Dans le cadre du débat sociétal sur la fin de vie, la Fondation Jérôme Lejeune lance un appel à la mobilisation citoyenne pour soutenir une initiative parlementaire visant à soumettre la question de l’euthanasie à un référendum. L’organisation s’appuie sur une proposition de loi déposée au Sénat le 7 avril dernier, qui pourrait, selon elle, changer la trajectoire du calendrier législatif actuel.

Une proposition de loi pour clarifier le débat
Au cœur de cette nouvelle étape se trouve la proposition de loi n°510 (2025-2026), enregistrée à la présidence du Sénat le 7 avril 2026.
Porté par le sénateur Francis Szpiner, le texte se distingue par sa concision et sa clarté, avec un article unique affirmant que « la provocation active de la mort » ne peut être considérée comme un soin.
Pour la Fondation Jérôme Lejeune, l’objectif de ce texte est double. D’une part, il vise à poser une définition claire qui distingue l’acte de soigner de celui de donner la mort. D’autre part, et c’est le point central de sa démarche, cette proposition de loi pourrait enclencher la procédure de référendum d’initiative partagée, prévue par la Constitution. Cette voie permettrait, si elle recueille suffisamment de soutiens parlementaires puis populaires, de consulter directement les Français sur cette question éthique majeure.

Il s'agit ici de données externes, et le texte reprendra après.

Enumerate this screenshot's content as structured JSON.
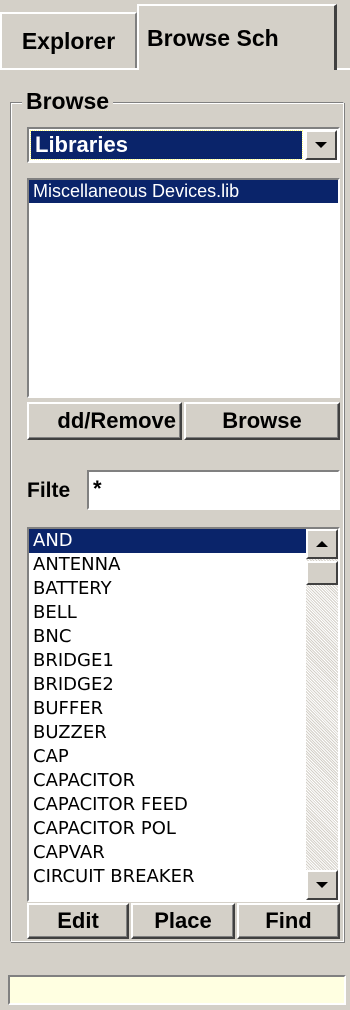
{
  "tabs": [
    {
      "label": "Explorer",
      "active": false
    },
    {
      "label": "Browse Sch",
      "active": true
    }
  ],
  "browse": {
    "group_label": "Browse",
    "combo_value": "Libraries",
    "libraries": [
      "Miscellaneous Devices.lib"
    ],
    "add_remove_label": "dd/Remove",
    "browse_button_label": "Browse",
    "filter_label": "Filte",
    "filter_value": "*",
    "components": [
      "AND",
      "ANTENNA",
      "BATTERY",
      "BELL",
      "BNC",
      "BRIDGE1",
      "BRIDGE2",
      "BUFFER",
      "BUZZER",
      "CAP",
      "CAPACITOR",
      "CAPACITOR FEED",
      "CAPACITOR POL",
      "CAPVAR",
      "CIRCUIT BREAKER"
    ],
    "edit_label": "Edit",
    "place_label": "Place",
    "find_label": "Find"
  },
  "status": {
    "text": ""
  },
  "icons": {
    "dropdown": "chevron-down-icon",
    "scroll_up": "arrow-up-icon",
    "scroll_down": "arrow-down-icon"
  },
  "colors": {
    "face": "#d4d0c8",
    "selection": "#0a246a",
    "status_bg": "#ffffe1"
  }
}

Redonner la parole aux Français
La fondation, connue pour ses positions contre l’euthanasie, voit dans ce mécanisme une opportunité de sortir d’un débat qu’elle juge « précipité ».
Selon elle, le recours au référendum permettrait de « redonner la parole aux Français » et « d’élever ce débat au niveau qu’il mérite ».

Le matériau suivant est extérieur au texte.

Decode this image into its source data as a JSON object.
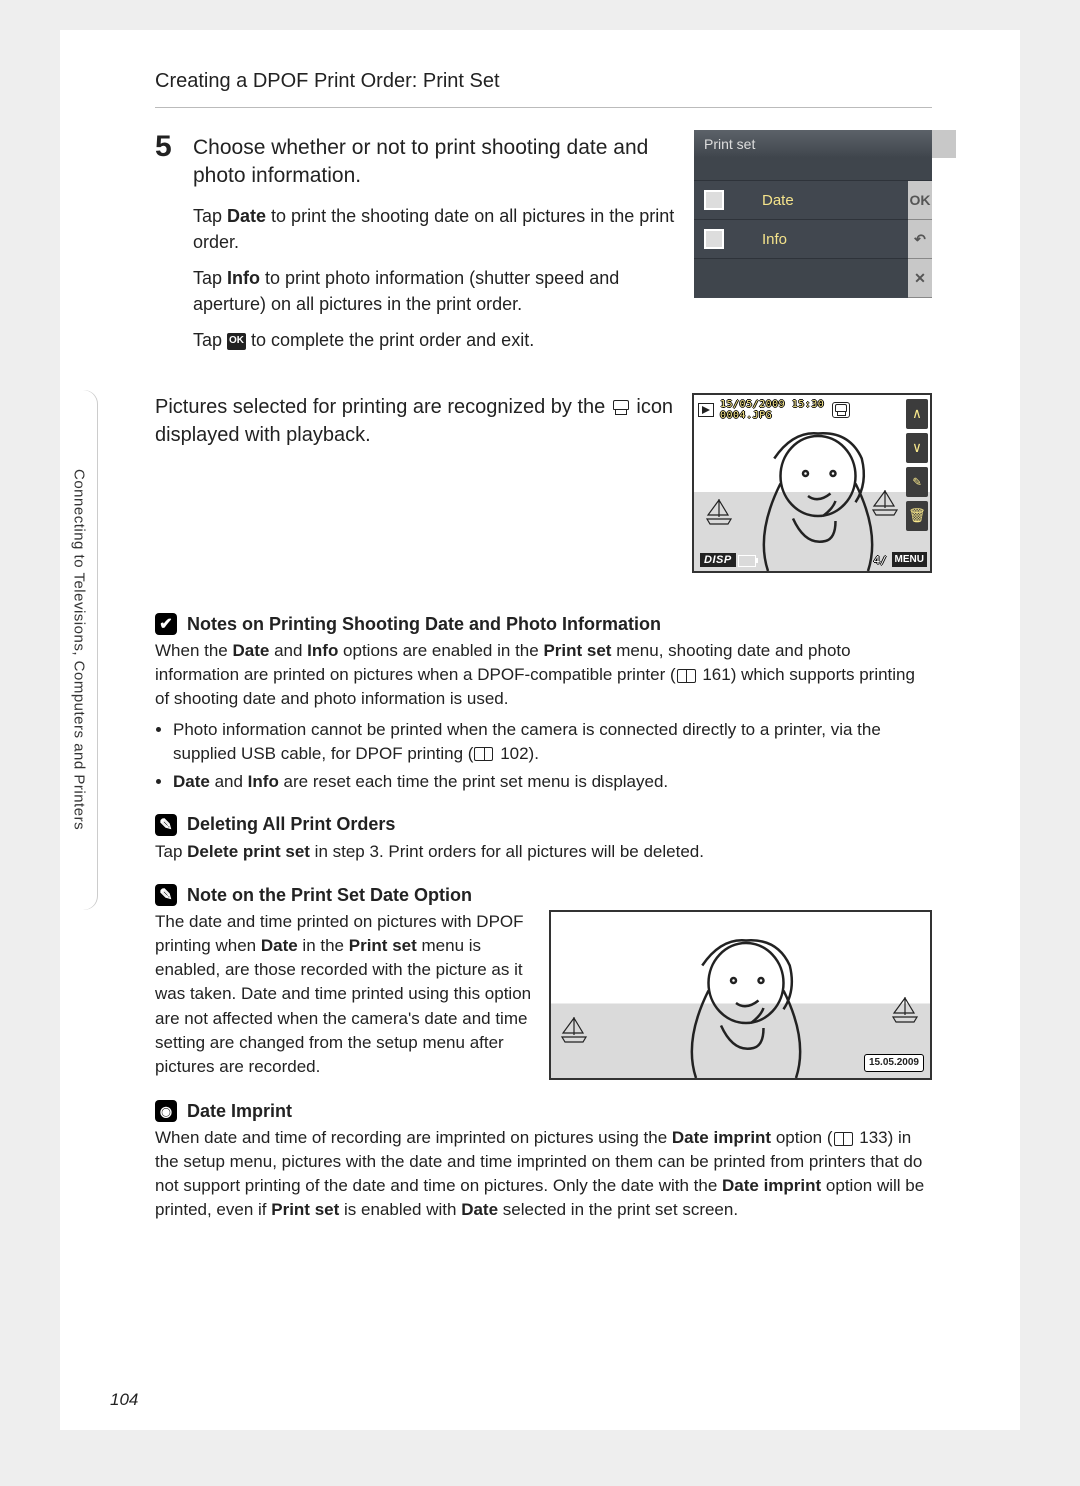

L’organisation insiste sur la gravité de l’enjeu : « Sur un sujet aussi grave, donner la mort ou protéger la vie, il est juste que le peuple tranche », peut-on lire dans sa communication.
Cette démarche s’inscrit également dans une temporalité politique plus longue. En initiant ce processus, les opposants à la légalisation de l’euthanasie espèrent que le débat s’invitera dans la prochaine campagne présidentielle, obligeant ainsi les candidats à se positionner de manière explicite sur le sujet.
Mobilisation citoyenne avant le 22 avril
Pour que la proposition de loi puisse déclencher le processus référendaire, elle doit obtenir un nombre significatif de co-signatures de la part des parlementaires. La Fondation Jérôme Lejeune appelle donc les citoyens à contacter leur député avant la date limite du 22 avril 2026.
L’organisation incite les signataires de sa pétition « Euthanasie : ne nous laissons pas abattre ! » (https://stop-euthanasie.fr/) et plus largement tous les citoyens à écrire à leurs élus.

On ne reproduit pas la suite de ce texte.